The fire crackled warmly, gently on the hearth. The mantel clock ticked.
"You don't mind, do you, my dear, if we exchange drinks?"
"Surely you don't think I poisoned your drink while you were out?"
"Trite. Banal. But possible."
"Well, then, fussbudget, trade."
He looked surprised but traded glasses.
"Here's not looking at you!" both said, and laughed.
They drank with mysterious smiles.
And then they sat with immense satisfaction in their easy chairs, the firelight glimmering on their ghost-pale faces, letting the port warm their almost spidery veins. He stuck his legs out and held one hand to the fire. "Ah." He sighed.
"Nothing, nothing quite like port!"
She leaned her small gray head back, dozing, gumming her red-sticky mouth, and glancing at him with half-secretive, lazy eyes. "Poor Lila," she murmured.
"Yes," he murmured. "Lila. Poor."
The fire popped and she at last added, "Poor Mr. Schlagel."
"Yes." He drowsed. "Poor Schlagel. Don't forget Smith."
"And you, old man," she said finally, slowly, slyly. "How do you feel?'
"Un-huh." He studied her with bright eyes. "And, my dear, what about you?"
"Sleepy," she said behind closed eyes. Then they popped wide. "Why all these questions?"
"Indeed," he said, stirring alert. "Why?"
"Oh, well, because . . ." She examined her little black shoe moving in a low rhythm a long way off below her knee. "I think, or perhaps imagine, I have just destroyed your digestive and nervous systems."
For the moment he was drowsily content and examined the warm fire and listened to the clock tick. "What you mean is that you have just poisoned me?" He dreamed the words. "You what!?" He jumped as all the air gusted from his body. The port glass shattered on the floor.
She leaned forward like a fortune-teller eagerly predicting futures.
"I cleverly poisoned my own drink and knew that you'd ask to trade off, so you felt safe. And we did!" Her laugh tinkled.
He fell back in his chair, clutching at his face to stop the wild swiveling of his eyes. Then suddenly he remembered something and let out an incredible explosion of laughter.
"Why," cried Missy, "why are you laughing?"
"Because," he gasped, tears streaming down his cheeks, his mouth grinning horribly, "I poisoned my drink! and hoped for an excuse to change with you!"

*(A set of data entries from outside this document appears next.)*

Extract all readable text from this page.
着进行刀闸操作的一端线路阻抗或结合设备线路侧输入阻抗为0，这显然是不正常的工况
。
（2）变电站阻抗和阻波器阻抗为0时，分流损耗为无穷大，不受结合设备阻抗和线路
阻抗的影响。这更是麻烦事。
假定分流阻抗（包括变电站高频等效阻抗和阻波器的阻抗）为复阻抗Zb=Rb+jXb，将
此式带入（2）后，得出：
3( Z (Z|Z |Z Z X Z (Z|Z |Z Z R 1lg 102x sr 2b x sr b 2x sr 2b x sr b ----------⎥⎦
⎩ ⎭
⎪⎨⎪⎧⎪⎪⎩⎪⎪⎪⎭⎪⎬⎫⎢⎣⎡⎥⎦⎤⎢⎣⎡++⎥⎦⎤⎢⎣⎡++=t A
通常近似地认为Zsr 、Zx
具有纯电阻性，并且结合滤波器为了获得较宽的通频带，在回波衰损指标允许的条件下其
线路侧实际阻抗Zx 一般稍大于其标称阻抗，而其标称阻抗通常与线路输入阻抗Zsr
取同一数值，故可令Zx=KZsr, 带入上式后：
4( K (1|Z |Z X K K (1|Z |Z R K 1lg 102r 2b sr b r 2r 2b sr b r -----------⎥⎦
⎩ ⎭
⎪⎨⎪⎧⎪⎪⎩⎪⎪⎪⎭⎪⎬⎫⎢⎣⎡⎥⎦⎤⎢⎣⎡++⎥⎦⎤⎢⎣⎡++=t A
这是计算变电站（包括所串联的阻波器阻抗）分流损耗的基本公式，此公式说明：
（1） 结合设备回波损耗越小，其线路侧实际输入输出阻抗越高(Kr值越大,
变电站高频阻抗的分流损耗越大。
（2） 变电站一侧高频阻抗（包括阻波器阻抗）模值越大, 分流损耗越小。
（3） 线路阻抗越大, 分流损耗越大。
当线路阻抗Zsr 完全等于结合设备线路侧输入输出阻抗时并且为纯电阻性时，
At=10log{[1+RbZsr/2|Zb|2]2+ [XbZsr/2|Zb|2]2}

"Oh, dear," she cried, no longer smiling. "How stupid of us. Why didn't I guess?"
"Because both of us are much too clever by far!" And he lay back, chortling.
"Oh, the mortification, the embarrassment, I feel stark naked and hate myself!"
"No, no," he husked. "Think instead how much you still hate me."
"With all my withered heart and soul. You?"
"No deathbed forgiveness here, old lily-white iron-maiden wife 0 mine. Cheerio," he added faintly, far away.
"If you think I'll say 'Cheerio' back, you're crazed," she whispered, her head rolling to one side, her eyes clamped,
her mouth gone loose around the words. "But what the hell. Cheer-"
At which her breath ceased and the fire burned to ashes as the clock ticked and ticked in the quiet room.
Friends found them strewn in their library chairs the next day, both looking more than usually pleased with their situation.
"A suicide pact," said all. "So great their love they could not bear to let the other vanish alone into eternity."
"I hope," said Mr. Gowry, on his crutches, "my wife will someday join me in similar drinks."